Bench Press: Why Yours Sucks - And How to Fix It!

Bench Press: Why Yours Sucks - And How to Fix It!

Just like you can't have a Happy Meal without the burger, you can't have chest day without the bench press. It's one of the most important exercises for building massive pecs, although it's a lift that's easy to mess up. Bad technique not only compromises your results but also places you at risk for aches, pains, and serious injuries.

If you speak to any experienced lifter, chances are they have devoted a good amount of time to building up their bench press. Using the right muscles, hitting the right angles, positioning your body in the right manner - all of these seemingly minor elements can add up to major success or failure when it comes to hitting your goals. The more little mistakes you're making, the more you're falling behind.

Across the clients I've worked with, here are five of the top bench press snafus that I've diagnosed, along with how to course correct before it's too late:

1.   Not Maximizing Your ROM

You've probably seen plenty of guys at the gym lowering the barbell down only an inch or two per rep, likely because they've got WAY too much weight piled onto the bar. In fact, forcing yourself through a larger range of motion (ROM) will promote muscle and strength gains much more than pushing yourself to lift ridiculously heavy loads.

When you perform your bench press, get the bar down as close to your chest as you can - ideally touching it - for every single rep. If you're concerned about your shoulders, try using board or floor presses to shorten the ROM naturally instead of artificially truncating the movement.

2.   Being a Bouncer

Another common mistake particularly newer gym goers make is to bounce the bar on the downward portion of the rep. When you do this, you're actually cheating the movement by generating momentum that makes it easier to lift the bar. If you happen to drop the weight too sharply, you can also damage your ribcage.

If you find yourself having to bounce the barbell to get it back up, you're lifting too heavy. Lower the weight to the point that you can comfortably touch the barbell to your chest or, if you're really going for strength, pause the barbell before pushing it back to start.

3.   Elbowing It Out

Splaying your elbows out to the sides when you bench press puts incredible stress on the shoulders and joints. You're also changing the pathway of the barbell such that you decrease the distance the weight has to travel. Try grasping the barbell with a narrower grip and maintaining a posture in which your elbows are kept close to your sides as the barbell drops. This will help avoid injury and make for a more effective exercise.

4.   Failing to Use Your Legs Properly

There are so many different things that people do with their feet when they bench press.

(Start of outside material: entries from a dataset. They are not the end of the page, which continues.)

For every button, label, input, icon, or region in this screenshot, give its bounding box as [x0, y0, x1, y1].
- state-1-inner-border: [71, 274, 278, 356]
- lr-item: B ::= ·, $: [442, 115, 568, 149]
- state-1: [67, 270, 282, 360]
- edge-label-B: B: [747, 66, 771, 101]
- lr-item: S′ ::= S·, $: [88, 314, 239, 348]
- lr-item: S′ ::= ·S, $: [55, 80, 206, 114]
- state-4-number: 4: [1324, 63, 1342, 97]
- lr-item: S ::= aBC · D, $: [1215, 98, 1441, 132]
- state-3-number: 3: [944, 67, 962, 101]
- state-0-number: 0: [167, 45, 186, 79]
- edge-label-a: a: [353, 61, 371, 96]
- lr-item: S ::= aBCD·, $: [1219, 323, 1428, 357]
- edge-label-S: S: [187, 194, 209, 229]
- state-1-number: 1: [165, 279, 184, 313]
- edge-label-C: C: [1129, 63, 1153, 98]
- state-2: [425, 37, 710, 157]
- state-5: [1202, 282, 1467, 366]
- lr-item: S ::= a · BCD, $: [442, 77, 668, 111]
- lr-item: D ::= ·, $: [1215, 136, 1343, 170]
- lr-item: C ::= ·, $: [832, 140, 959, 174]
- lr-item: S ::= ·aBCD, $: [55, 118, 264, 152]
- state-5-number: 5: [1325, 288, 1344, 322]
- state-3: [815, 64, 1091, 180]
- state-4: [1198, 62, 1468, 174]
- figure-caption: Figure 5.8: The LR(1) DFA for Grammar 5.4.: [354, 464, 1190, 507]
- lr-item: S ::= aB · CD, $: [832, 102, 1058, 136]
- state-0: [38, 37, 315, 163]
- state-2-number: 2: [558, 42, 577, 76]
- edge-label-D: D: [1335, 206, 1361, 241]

Some are tappers, some are flailers, and some put their feet up on the bench to "target their core." First of all, bench presses are NOT abs exercises - that's what you have pushups, farmer's carries, and hanging leg raises for. Second, if you want to get the most out of your bench press, dig your feet into the floor for a solid foundation. Tense your quads, squeeze those glutes, and really tighten up your body overall to increase your strength and stamina.

5.   Losing Your Grip

Saving the best for last, let's talk about grip for a second. Many people tend to grasp the barbell high in their palm or even around their fingertips, which is a definite no-no. This is a great way to decrease your strength and damage your wrists, particularly as the amount of weight lifted gets heavier. Instead, be sure to grip the barbell deep in your palm, keeping your wrists bent slightly throughout the course of your set.